7. Die angefochtenen Bescheide seien auch aufzuheben, weil sie gegen höherrangiges Recht verstoßen und auf dem als nichtig anzusehenden § 11 Abs. 1 HVM beruhen. Nach § 11 Abs. 1 HVM ergibt sich der Verteilungspunktwert aus den mit den Partnern der Gesamtverträge getroffenen Vergütungsvereinbarungen. Diese Regelung verstößt damit gegen die Verpflichtung der Beklagten aus § 85 Abs. 4 Satz 4 SGB V, im Verteilungsmaßstab Regelungen zur Vergütung der Leistungen der Psychotherapeuten zu treffen, die eine angemessene Höhe der Vergütung je Zeiteinheit gewährleisten. Die gesetzliche Regelung erteile den Beklagten den Auftrag im Interesse der Verteilungsgerechtigkeit bei der Ausgestaltung des HVM die Besonderheiten des Leistungsspektrums der Psychotherapeuten zu berücksichtigen. Diesem gesetzlichen Auftrag wird die Beklagte durch die Bezugnahme auf die mit den Krankenkassen zu treffenden Vergütungsvereinbarungen nicht gerecht. Die Beklagte räume selbst ein, dass die Regelung des § 11 Abs. 1 HVM nicht der Verteilungsgerechtigkeit im oben angesprochenen Sinne diene, sondern dass ihr das berufspolitische Ziel zugrunde liege, dass sich die Krankenkassen ihrer Finanzierungsverantwortung der Psychotherapie gegenüber stellten.

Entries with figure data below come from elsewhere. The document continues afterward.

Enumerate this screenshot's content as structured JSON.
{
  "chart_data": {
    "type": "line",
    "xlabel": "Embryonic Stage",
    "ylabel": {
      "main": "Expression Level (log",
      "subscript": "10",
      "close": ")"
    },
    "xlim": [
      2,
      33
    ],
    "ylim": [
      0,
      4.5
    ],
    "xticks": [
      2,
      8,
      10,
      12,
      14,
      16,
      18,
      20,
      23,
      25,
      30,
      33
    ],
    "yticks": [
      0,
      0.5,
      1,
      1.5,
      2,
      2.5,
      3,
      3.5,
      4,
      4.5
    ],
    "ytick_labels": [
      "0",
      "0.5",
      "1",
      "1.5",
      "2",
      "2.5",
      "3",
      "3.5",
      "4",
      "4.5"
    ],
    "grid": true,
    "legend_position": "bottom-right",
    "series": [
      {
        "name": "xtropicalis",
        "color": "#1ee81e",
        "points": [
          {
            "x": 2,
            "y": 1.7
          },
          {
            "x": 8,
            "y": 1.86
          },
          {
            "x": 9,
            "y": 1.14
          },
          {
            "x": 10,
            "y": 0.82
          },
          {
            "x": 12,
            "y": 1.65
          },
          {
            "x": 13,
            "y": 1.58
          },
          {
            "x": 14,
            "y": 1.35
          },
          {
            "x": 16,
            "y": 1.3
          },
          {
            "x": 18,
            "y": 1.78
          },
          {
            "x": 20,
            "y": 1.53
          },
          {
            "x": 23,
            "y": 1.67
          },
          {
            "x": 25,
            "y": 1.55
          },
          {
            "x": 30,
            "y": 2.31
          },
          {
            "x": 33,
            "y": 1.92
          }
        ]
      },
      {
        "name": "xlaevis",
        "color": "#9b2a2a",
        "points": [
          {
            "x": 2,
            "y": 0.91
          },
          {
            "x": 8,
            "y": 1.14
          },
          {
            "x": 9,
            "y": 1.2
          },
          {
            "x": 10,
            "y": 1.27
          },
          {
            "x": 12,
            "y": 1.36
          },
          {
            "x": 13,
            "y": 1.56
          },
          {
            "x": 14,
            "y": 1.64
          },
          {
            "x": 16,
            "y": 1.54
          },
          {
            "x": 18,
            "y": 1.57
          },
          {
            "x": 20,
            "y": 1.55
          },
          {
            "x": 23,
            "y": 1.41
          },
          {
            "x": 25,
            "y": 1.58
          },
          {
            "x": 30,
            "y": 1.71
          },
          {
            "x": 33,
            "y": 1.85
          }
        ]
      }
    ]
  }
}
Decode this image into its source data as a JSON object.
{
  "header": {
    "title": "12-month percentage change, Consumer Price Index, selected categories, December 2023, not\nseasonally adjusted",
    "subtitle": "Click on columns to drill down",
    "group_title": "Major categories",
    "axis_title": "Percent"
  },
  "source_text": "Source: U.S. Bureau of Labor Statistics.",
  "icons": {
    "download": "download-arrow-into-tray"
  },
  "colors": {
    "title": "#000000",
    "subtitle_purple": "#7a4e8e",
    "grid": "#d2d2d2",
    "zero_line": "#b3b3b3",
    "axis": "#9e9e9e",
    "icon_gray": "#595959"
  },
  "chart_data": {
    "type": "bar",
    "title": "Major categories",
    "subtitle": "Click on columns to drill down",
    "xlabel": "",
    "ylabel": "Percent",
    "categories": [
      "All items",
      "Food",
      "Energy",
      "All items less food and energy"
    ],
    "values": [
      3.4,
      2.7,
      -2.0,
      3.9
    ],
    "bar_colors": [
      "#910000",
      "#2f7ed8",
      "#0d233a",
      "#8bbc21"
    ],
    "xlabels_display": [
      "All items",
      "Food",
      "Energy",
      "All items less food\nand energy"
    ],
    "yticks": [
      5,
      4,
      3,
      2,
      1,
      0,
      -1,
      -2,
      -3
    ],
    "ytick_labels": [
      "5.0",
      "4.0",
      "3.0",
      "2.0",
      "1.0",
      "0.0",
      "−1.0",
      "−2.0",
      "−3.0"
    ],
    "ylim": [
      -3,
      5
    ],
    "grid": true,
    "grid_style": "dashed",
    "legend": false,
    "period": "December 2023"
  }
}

V. Fortgang des Verfahrens
Das Landgericht Dortmund hat die Sprungrevision zum Bundessozialgericht zugelassen. Es bleibt abzuwarten, wie dort entschieden wird.
Anmerkung der Redaktion:
Sollte das Urteil des Dortmunder Sozialgerichts vor dem Bundessozialgericht Bestand haben (die KV möchte in Revision gehen), käme auf die KV Westfalen-Lippe die Nachzahlung von Honoraren in zweistelliger Millionenhöhe zu. Die Honorare der klagenden Psychotherapeuten müssten rückwirkend für die vergangenen zwei Jahre neu berechnet werden.